The project Forest Ecosystem Responses to Climatic Drivers aims at understanding time lags between climatic drivers and the respective ecosystem responses in terms of net ecosystem productivity (NEP) at the two Swiss Fluxnet sites Davos and Lägeren. The project has a highly interdisciplinary character and brings together detailed knowledge from plant physiology, forest ecology and meteorology to disentangle the effects on NEP of (i) actual physical drivers, and (ii) biotic conditions determined by past and recent climatic conditions. Understanding the natural processes determining the carbon balance of forest ecosystems is of great global interest for estimating country-specific carbon budgets within the United Nations Framework Convention on Climate Change (UNFCCC). The topic is a current hotspot at which precise questions from politics meet the incomplete knowledge of various environmental science disciplines.
We hypothesize that the current year NEP is significantly driven by climatic drivers of the recent past (month to years) and not only by present conditions as typically assumed.
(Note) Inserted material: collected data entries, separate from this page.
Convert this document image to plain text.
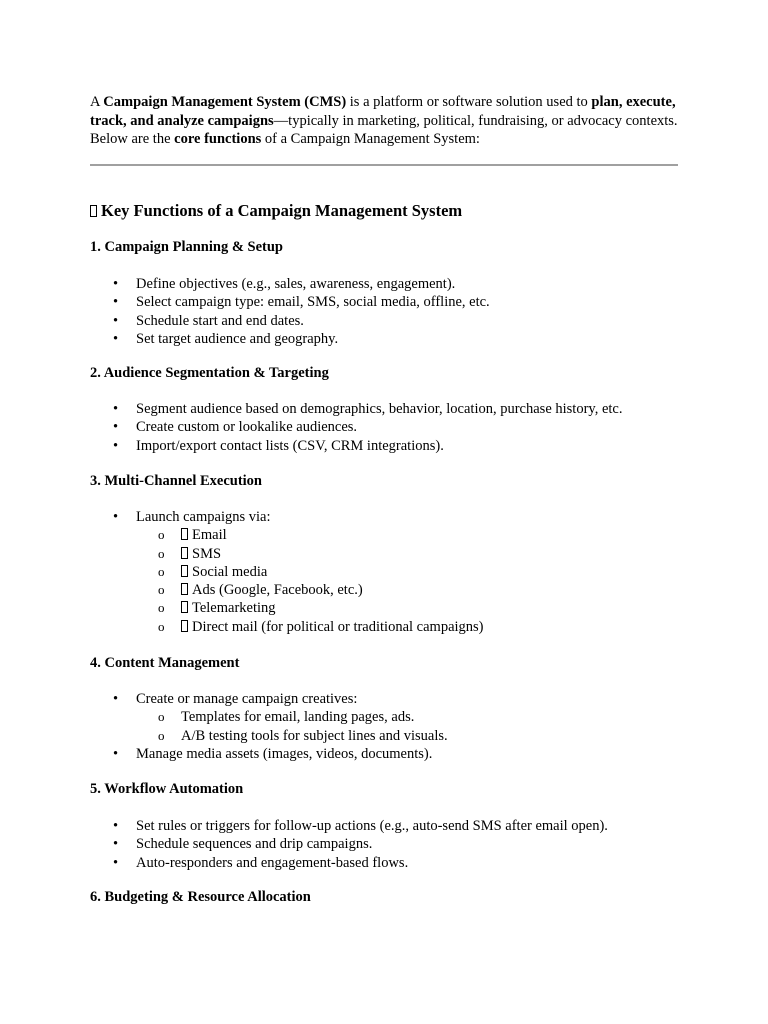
A Campaign Management System (CMS) is a platform or software solution used to plan, execute, track, and analyze campaigns—typically in marketing, political, fundraising, or advocacy contexts. Below are the core functions of a Campaign Management System:

Key Functions of a Campaign Management System
1. Campaign Planning & Setup
• Define objectives (e.g., sales, awareness, engagement).
• Select campaign type: email, SMS, social media, offline, etc.
• Schedule start and end dates.
• Set target audience and geography.
2. Audience Segmentation & Targeting
• Segment audience based on demographics, behavior, location, purchase history, etc.
• Create custom or lookalike audiences.
• Import/export contact lists (CSV, CRM integrations).
3. Multi-Channel Execution
• Launch campaigns via:
o Email
o SMS
o Social media
o Ads (Google, Facebook, etc.)
o Telemarketing
o Direct mail (for political or traditional campaigns)
4. Content Management
• Create or manage campaign creatives:
o Templates for email, landing pages, ads.
o A/B testing tools for subject lines and visuals.
• Manage media assets (images, videos, documents).
5. Workflow Automation
• Set rules or triggers for follow-up actions (e.g., auto-send SMS after email open).
• Schedule sequences and drip campaigns.
• Auto-responders and engagement-based flows.
6. Budgeting & Resource Allocation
Furthermore we hypothesize that observed time lags between climatic drivers and NEP are due to storage dynamics of carbon and water in trees.
Our specific aims are to (i) identify climatic drivers of NEP at two contrasting forest sites, (ii) to quantify the impact of the climatic drivers on observed time lags of ecosystem responses, and (iii) to assess the underlying physiological mechanisms explaining such time lags and therefore flux partitioning.
In order to address these aims, we plan:
o to measure microclimate profiles, eddy covariance net ecosystem CO2 and H2Ovapor exchange, continuous stem radius changes, and [CO2] in tree stems at two Swiss Fluxnet sites Davos and Lägeren.
o to analyse statistical patterns of historic time series which quantify the time-dependent weight of climatic drivers on ecosystem responses.
o to compare the results of two forest types from the Swiss Fluxnet sites Davos and Lägeren.
o to test the applicability of physiological concepts to explain the observed time lags and thus flux partitioning of CO2 and H2Ovapor fluxes at the ecosystem level.
Our long-term forest ecosystem research sites (Davos since 1997; Lägeren since 2005) are predestined locations to address topics that depend on temporally and spatially highly resolved field data at different integration levels with long-term records.